The night of the ball was approaching, and Madame Loisel appeared sad, worried, anxious. Still, her gown was ready.
One evening, her husband said to her: “Listen, what’s wrong? You’ve been acting funny for three days now.”
And she replied: “I’m annoyed that I don’t have any jewelry—not a single gem, nothing to put on. I’ll look downright poverty-stricken. I’d almost rather not go to the ball.”
Madame Loisel looked first at some bracelets, then at a pearl necklace, then at a marvelously crafted Venetian cross made up of gold and precious stones. She tried the pieces on before the mirror, wavering, unsure whether to keep them or leave them. She kept asking: “Don’t you have anything else?”
“Of course. Keep searching. I can’t tell what you’ll like.”
All at once, in a black satin box, Madame Loisel unearthed a superb diamond necklace, and her heart began pounding with unrestrained desire. Her hands trembled when she picked up the necklace.
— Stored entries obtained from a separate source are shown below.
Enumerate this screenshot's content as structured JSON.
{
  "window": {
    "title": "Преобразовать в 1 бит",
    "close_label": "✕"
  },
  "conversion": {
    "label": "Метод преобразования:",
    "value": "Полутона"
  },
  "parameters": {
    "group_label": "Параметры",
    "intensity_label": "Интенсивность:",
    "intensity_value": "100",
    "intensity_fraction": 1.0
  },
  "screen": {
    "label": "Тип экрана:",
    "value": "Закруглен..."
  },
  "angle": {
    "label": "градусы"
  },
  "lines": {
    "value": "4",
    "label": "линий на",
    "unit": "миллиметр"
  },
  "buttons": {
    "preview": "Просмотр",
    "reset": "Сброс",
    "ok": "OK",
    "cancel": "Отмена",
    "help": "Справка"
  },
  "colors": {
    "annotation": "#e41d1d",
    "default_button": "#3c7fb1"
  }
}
She placed it on her throat, against her high-necked dress, and remained ecstatic in front of her reflection.
[The carriage] brought them to their front door on Rue des Martyrs, and they sadly trudged up to their apartment. It was all over for her. And as for him, he knew he had to be at the Ministry by ten a.m.
Madame Loisel now knew the horrible life of necessity….She performed the gross household tasks, the odious kitchen chores. She washed the dishes, wearing down her rosy nails on greasy pots and on the bottoms of pans. She washed the dirty linen, the shirts and the dishcloths, and let them dry on a line. She lugged the garbage down to the street every morning and hauled up the water, stopping at every landing to catch her breath. And dressed like a pauper, she went to the produce store, the grocer, the butcher, her basket on her arm, haggling, insulted, defending her miserable cash sou by sou.